The Trouble With Harry
Immer Ärger mit Harry, eine köstliche kleine Hitchcock-Komödie aus dem Jahre 1955, war die erste Zusammenarbeit zwischen dem Meisterregisseur und seinem späteren Freund und Lieblingsfilmkomponisten Bernard Herrmann. Hervorragende Darsteller und vor allem die aberwitzige Handlung machen den Film zu einem amüsanten Erlebnis, das durch Herrmanns erstaunlich leichtfüßigen Score, der aber dennoch alle geschätzten Herrmann-Markenzeichen trägt, noch verstärkt wird.
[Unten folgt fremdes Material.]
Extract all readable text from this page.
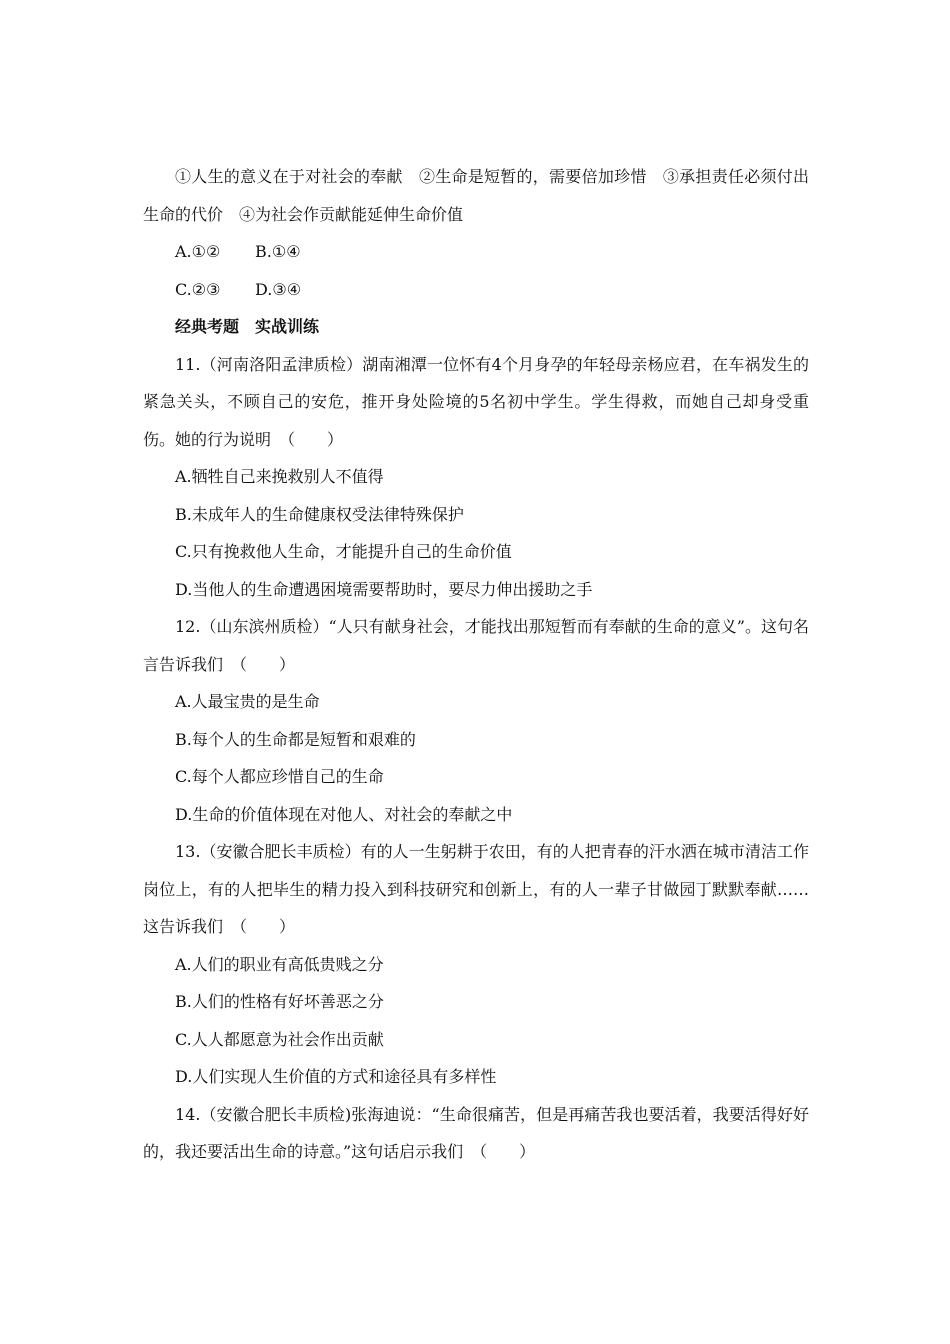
①人生的意义在于对社会的奉献　②生命是短暂的，需要倍加珍惜　③承担责任必须付出生命的代价　④为社会作贡献能延伸生命价值

A.①② B.①④
C.②③ D.③④
经典考题　实战训练

11.（河南洛阳孟津质检）湖南湘潭一位怀有4个月身孕的年轻母亲杨应君，在车祸发生的紧急关头，不顾自己的安危，推开身处险境的5名初中学生。学生得救，而她自己却身受重伤。她的行为说明　（　　）

A.牺牲自己来挽救别人不值得
B.未成年人的生命健康权受法律特殊保护
C.只有挽救他人生命，才能提升自己的生命价值
D.当他人的生命遭遇困境需要帮助时，要尽力伸出援助之手

12.（山东滨州质检）“人只有献身社会，才能找出那短暂而有奉献的生命的意义”。这句名言告诉我们　（　　）

A.人最宝贵的是生命
B.每个人的生命都是短暂和艰难的
C.每个人都应珍惜自己的生命
D.生命的价值体现在对他人、对社会的奉献之中

13.（安徽合肥长丰质检）有的人一生躬耕于农田，有的人把青春的汗水洒在城市清洁工作岗位上，有的人把毕生的精力投入到科技研究和创新上，有的人一辈子甘做园丁默默奉献……这告诉我们　（　　）

A.人们的职业有高低贵贱之分
B.人们的性格有好坏善恶之分
C.人人都愿意为社会作出贡献
D.人们实现人生价值的方式和途径具有多样性

14.（安徽合肥长丰质检)张海迪说：“生命很痛苦，但是再痛苦我也要活着，我要活得好好的，我还要活出生命的诗意。”这句话启示我们　（　　）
Wollte man die Geschehnisse in The Trouble With Harry so kurz wie möglich zusammenfassen – bei der Verworrenheit der Handlung eigentlich ein Ding der Unmöglichkeit -, so würde das Resümee ungefähr wie folgt aussehen: vor einer prächtigen Herbstkulisse wird in einem kleinen Dorf in New England ein Toter namens Harry Worp gefunden. Die Hauptpersonen des Films fühlen sich für die Leiche verantwortlich, ja mehr noch, einige sind aufgrund verschiedener Tatsachen der festen Überzeugung, ausgerechnet sie selbst hätten Harry auf dem Gewissen. Da es sich aber mit Sicherheit um einen Unfall handeln musste, einigt man sich, den Sheriff nicht zu verständigen und die Sache selbst in die Hand zu nehmen. Der Tote findet keine Ruhe und wird mehrmals vergraben, nur um kurz später, wenn sich durch Zufall neue Erkenntnisse ergeben, wieder ausgebuddelt zu werden. Am Ende stellt sich heraus, dass …. nun ja, das sollten die LeserInnen wohl lieber selbst herausfinden.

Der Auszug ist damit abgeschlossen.